By a Lady by Amanda Elyot

By a Lady by Amanda Elyot

Author:Amanda Elyot
Language: eng
Format: epub
ISBN: 9780307345325
Publisher: Crown
Published: 2006-03-27T16:00:00+00:00


Book the Third

Chapter Sixteen

This time Lady Dalrymple does not cry wolf; our heroine rids the household of parasites, and makes a desperate effort to take matters into her own hands.

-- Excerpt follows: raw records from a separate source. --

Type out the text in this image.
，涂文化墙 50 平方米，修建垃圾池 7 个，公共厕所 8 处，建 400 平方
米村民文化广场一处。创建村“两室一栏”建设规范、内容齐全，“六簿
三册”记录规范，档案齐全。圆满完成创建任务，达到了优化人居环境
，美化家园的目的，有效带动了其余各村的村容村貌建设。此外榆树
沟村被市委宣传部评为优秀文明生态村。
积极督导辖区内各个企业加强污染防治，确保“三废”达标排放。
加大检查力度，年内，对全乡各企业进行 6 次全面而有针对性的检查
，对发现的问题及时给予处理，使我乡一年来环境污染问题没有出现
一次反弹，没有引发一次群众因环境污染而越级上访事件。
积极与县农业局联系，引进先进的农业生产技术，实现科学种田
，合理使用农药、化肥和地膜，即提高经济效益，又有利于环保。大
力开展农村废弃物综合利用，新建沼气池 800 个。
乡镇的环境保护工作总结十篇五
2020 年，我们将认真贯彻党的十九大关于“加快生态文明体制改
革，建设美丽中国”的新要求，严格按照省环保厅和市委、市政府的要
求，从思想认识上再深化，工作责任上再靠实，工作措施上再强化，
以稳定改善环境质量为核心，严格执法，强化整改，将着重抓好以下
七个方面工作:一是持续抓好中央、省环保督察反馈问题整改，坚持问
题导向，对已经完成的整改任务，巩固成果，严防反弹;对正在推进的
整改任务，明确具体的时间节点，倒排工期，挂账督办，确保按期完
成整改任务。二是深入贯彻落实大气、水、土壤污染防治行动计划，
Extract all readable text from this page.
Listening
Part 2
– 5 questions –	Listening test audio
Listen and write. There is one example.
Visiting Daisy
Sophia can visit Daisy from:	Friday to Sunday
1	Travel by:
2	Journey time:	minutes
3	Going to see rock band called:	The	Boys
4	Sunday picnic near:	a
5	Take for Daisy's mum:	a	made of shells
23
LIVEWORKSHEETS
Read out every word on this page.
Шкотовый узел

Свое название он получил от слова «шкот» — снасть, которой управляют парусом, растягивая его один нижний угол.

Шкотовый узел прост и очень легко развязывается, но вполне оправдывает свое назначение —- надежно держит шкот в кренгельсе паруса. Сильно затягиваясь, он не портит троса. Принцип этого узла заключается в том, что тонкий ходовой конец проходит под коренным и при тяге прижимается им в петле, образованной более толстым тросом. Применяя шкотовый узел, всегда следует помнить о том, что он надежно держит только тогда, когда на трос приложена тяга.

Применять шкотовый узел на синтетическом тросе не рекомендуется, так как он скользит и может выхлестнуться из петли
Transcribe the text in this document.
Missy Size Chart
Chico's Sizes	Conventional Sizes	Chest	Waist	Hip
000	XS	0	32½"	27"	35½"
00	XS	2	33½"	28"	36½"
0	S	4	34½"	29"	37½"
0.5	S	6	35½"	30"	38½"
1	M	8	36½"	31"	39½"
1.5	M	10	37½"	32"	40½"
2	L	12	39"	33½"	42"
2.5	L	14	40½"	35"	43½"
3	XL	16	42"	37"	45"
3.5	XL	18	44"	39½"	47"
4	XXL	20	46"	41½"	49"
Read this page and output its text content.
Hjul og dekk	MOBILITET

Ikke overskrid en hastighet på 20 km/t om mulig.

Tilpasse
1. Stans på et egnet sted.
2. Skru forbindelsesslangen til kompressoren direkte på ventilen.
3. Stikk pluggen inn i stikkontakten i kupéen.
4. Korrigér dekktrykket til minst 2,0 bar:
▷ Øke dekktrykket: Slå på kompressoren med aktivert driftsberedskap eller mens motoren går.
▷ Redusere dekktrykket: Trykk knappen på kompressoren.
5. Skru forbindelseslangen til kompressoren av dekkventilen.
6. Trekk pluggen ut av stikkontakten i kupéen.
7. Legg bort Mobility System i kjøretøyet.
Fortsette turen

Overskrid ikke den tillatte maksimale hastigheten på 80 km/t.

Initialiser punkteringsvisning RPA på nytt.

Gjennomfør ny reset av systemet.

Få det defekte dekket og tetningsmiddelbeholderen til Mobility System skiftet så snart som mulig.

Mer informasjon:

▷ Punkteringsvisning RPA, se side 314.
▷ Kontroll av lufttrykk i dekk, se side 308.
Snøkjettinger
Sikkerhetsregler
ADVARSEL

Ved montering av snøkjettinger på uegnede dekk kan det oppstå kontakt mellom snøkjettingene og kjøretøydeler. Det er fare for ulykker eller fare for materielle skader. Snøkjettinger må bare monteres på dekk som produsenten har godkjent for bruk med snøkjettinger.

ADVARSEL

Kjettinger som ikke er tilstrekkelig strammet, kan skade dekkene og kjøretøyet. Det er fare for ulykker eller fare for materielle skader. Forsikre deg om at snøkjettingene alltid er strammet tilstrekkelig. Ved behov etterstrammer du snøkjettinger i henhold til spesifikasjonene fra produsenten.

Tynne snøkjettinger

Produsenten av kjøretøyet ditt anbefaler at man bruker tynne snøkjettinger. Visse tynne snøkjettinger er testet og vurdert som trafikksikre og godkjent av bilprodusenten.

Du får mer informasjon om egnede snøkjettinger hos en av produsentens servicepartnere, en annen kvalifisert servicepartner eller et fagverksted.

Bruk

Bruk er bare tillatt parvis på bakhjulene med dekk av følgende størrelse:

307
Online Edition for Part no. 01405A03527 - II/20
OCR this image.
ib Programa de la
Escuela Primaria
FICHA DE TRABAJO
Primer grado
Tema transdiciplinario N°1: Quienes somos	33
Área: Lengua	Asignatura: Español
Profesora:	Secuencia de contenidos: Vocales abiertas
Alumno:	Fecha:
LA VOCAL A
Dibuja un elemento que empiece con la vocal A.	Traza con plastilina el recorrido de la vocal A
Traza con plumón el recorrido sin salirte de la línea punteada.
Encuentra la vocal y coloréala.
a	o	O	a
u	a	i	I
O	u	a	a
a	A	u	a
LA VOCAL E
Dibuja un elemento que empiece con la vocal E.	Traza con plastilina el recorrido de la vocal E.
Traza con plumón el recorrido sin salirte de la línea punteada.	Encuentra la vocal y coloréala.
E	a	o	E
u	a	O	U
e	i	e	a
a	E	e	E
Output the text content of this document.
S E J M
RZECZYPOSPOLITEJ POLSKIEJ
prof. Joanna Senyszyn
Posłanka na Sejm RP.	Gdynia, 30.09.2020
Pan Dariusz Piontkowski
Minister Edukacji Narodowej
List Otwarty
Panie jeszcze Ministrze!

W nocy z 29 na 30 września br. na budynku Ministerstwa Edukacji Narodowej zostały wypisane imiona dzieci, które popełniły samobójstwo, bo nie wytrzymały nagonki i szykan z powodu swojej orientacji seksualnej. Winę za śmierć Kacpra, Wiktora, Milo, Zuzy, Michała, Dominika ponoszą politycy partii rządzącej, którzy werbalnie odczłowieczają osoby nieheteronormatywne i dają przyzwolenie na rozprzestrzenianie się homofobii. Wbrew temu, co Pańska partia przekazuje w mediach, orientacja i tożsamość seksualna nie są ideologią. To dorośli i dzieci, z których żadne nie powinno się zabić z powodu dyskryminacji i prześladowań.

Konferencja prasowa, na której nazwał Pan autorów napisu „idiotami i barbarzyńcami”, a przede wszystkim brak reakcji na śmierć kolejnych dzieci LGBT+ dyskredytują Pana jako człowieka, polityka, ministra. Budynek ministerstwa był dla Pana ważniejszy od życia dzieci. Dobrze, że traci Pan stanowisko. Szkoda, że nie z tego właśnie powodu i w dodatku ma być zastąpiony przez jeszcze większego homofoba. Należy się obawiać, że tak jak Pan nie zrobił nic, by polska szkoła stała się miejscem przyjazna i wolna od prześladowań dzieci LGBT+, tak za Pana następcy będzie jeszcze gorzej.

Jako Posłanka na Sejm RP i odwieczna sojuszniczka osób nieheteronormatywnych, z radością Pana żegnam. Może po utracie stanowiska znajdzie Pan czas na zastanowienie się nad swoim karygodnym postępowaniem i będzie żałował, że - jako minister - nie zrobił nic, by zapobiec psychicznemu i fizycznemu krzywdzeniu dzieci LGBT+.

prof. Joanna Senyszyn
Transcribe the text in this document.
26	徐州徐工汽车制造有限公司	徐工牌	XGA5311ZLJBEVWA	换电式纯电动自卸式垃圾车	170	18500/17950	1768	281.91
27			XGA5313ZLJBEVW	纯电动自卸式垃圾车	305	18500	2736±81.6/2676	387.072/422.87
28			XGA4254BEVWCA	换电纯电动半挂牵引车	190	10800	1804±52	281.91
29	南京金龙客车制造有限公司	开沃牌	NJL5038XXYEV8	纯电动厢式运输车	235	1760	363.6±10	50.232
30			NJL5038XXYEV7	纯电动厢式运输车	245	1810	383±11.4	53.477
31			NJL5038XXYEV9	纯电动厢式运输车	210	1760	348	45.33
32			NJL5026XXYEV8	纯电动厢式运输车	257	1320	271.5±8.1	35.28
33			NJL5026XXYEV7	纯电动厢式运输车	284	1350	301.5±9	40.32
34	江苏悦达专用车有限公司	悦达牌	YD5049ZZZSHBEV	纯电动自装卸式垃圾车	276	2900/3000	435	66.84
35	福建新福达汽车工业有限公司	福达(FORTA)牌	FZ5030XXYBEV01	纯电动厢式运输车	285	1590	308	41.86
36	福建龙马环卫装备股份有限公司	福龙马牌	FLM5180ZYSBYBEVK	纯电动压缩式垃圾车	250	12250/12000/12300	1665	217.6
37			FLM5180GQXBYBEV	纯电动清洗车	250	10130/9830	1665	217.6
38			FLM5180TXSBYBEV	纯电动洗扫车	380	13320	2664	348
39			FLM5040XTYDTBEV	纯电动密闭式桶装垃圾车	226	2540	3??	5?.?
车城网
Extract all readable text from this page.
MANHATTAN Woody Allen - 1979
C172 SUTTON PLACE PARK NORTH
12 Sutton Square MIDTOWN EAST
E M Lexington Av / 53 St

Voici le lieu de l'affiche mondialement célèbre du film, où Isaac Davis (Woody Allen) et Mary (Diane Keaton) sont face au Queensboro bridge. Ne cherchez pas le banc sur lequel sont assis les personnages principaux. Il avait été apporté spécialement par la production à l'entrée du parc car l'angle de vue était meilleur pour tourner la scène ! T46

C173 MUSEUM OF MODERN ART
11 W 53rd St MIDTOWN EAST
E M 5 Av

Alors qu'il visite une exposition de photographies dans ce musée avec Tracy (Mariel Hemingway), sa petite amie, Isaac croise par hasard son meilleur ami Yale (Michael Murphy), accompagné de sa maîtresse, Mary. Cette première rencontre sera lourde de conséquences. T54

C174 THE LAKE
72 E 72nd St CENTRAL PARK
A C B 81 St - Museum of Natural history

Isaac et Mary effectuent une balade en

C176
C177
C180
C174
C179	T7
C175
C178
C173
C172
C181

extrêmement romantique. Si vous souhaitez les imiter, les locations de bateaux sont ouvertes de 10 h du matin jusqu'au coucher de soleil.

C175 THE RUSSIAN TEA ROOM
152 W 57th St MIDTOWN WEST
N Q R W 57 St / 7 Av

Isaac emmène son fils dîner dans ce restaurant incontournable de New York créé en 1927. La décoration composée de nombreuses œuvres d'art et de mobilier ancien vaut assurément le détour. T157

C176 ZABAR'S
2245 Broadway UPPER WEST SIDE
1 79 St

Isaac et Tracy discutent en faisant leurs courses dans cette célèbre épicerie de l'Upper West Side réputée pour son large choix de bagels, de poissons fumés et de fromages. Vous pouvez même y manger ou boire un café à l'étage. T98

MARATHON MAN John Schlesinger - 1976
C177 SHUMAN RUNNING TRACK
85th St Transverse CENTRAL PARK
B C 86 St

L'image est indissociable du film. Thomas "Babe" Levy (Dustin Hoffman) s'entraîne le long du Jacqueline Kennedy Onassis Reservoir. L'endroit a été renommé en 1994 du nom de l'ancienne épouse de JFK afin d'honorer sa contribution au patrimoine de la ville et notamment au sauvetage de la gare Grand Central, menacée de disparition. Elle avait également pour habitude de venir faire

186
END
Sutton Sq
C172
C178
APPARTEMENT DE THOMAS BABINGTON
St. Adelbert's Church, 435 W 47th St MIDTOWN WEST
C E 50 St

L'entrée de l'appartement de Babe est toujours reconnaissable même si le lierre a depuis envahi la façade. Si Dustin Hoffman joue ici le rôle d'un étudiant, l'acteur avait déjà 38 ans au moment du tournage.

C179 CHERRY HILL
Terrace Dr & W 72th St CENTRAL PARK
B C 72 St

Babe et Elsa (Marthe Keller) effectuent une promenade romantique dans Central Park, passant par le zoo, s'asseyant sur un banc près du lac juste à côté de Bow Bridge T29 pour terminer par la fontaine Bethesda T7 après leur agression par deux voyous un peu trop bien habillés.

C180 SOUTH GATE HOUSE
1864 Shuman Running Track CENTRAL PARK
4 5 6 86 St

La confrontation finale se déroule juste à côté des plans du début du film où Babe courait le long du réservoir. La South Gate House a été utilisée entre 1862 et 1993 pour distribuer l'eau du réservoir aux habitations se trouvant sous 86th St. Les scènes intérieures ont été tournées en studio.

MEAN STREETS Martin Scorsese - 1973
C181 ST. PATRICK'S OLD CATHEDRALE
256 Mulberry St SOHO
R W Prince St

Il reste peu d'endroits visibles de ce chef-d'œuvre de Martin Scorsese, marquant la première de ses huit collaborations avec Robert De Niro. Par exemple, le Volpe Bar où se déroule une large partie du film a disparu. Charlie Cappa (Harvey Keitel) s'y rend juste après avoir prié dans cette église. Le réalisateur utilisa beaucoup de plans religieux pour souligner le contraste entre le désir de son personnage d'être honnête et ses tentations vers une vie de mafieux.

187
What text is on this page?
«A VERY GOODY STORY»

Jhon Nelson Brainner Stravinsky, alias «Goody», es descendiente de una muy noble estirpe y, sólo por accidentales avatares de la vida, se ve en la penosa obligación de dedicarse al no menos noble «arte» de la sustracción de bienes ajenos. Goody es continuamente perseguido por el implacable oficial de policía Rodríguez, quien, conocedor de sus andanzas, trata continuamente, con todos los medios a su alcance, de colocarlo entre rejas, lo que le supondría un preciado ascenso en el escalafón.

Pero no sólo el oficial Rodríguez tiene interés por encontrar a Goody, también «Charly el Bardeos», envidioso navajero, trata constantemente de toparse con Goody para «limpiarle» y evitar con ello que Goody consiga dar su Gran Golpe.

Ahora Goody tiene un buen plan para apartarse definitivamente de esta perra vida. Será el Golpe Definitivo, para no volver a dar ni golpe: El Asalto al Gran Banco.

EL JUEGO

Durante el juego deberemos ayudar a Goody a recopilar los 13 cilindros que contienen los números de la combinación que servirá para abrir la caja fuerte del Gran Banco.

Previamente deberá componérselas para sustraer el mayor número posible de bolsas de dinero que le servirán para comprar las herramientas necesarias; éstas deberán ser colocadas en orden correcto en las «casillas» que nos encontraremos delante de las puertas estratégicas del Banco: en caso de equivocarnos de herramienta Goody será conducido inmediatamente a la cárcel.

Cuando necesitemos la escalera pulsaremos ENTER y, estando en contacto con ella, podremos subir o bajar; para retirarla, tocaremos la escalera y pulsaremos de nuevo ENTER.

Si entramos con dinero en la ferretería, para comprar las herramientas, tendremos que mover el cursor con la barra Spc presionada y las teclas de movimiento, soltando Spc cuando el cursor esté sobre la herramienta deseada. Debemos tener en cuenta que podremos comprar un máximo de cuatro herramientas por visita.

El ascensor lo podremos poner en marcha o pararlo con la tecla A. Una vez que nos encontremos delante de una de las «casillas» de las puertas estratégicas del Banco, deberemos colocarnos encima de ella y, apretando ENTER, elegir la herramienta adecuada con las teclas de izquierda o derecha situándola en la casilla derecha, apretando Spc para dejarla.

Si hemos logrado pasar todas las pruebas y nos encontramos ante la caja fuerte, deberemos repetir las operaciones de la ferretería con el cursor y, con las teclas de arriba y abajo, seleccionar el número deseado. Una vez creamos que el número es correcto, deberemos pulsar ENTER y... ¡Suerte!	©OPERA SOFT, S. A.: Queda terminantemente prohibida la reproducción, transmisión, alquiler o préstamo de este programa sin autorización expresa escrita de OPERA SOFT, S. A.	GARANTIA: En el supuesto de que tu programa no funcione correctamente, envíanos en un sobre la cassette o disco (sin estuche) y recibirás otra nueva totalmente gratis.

THE HOUSE ON the Royal Crescent was dark and still as C.J. approached, and she wondered if she had been missed when Folsom, who opened the door to admit her, gave her an anxious look. She slipped inside and tiptoed up the highly polished wooden staircase, removing the skeleton key from her reticule when she reached the blue room. A cursory glance in the beveled cheval mirror to ensure that there was nothing suspiciously untoward about her appearance revealed one or two stray curls; but otherwise, her thin muslin gown, though it had appeared to be a total loss at the time, had survived the soaking in Sydney Gardens.

It was too quiet. C.J. shuddered. Something was amiss. She quickened her step as she approached Lady Dalrymple’s bedchamber and almost collided with Saunders, who was leaving the darkened room. “Miss Welles! You gave me such a fright,” she exclaimed, a panicked expression in her light gray eyes.

“Saunders—whatever has happened?” C.J. asked. She had learned enough about the dour maid’s character to know that she would not offer any intelligence unless it was demanded of her, though Saunders’s countenance—like that of the footman, Folsom—clearly betrayed the fact that a matter of grave importance had transpired within the past few hours.

“It is her ladyship’s heart, Miss Welles,” Saunders whispered, unable to mask her alarm and distress. “Dr. Squiffers is with her now.”

“How . . . grave is her condition?” C.J. asked, already divining an answer from the maid’s tearstained face.

At the entrance to Lady Dalrymple’s bedchamber, C.J. paused to steady her breath so that her entrance would not further upset her “aunt.”

The heavy crewelwork drapes were drawn around the countess’s bed. The small, slight Dr. Squiffers, dressed in a somber wool crepe frock coat, stood beside her, illuminated by the flame from a single taper.

Lady Dalrymple looked surprisingly diminutive and alarmingly thin propped up by numerous damask-covered bolsters and eiderdown pillows. It was horribly warm within the confines of the closed curtains, and the odor of illness was palpable. The dowager’s white lace cap was askew; a sheen of sweat plastered her gray curls to her glistening brow. She held out her arms to C.J.

“My niece. My dear niece. Come to me.”

C.J. obeyed immediately. She took her “aunt’s” hand in her own. The older woman’s palm felt small, somehow, and slightly clammy.

“Tell Dr. Squiffers to pull the curtains. I want to see Portly.”

“It is inadvisable for the patient to have so much light,” the medic soberly counseled, kneading his knotted arthritic thumbs.

“Nonsense. Give her ladyship what she wants.” C.J. decided to take charge. She placed a kiss on Lady Dalrymple’s damp forehead. “Get her a cool, wet cloth,” she ordered the doctor, who rang the velvet bellpull; then, drawing him aside, C.J. softly asked the medical man about the countess’s condition.

The response did little to cheer her.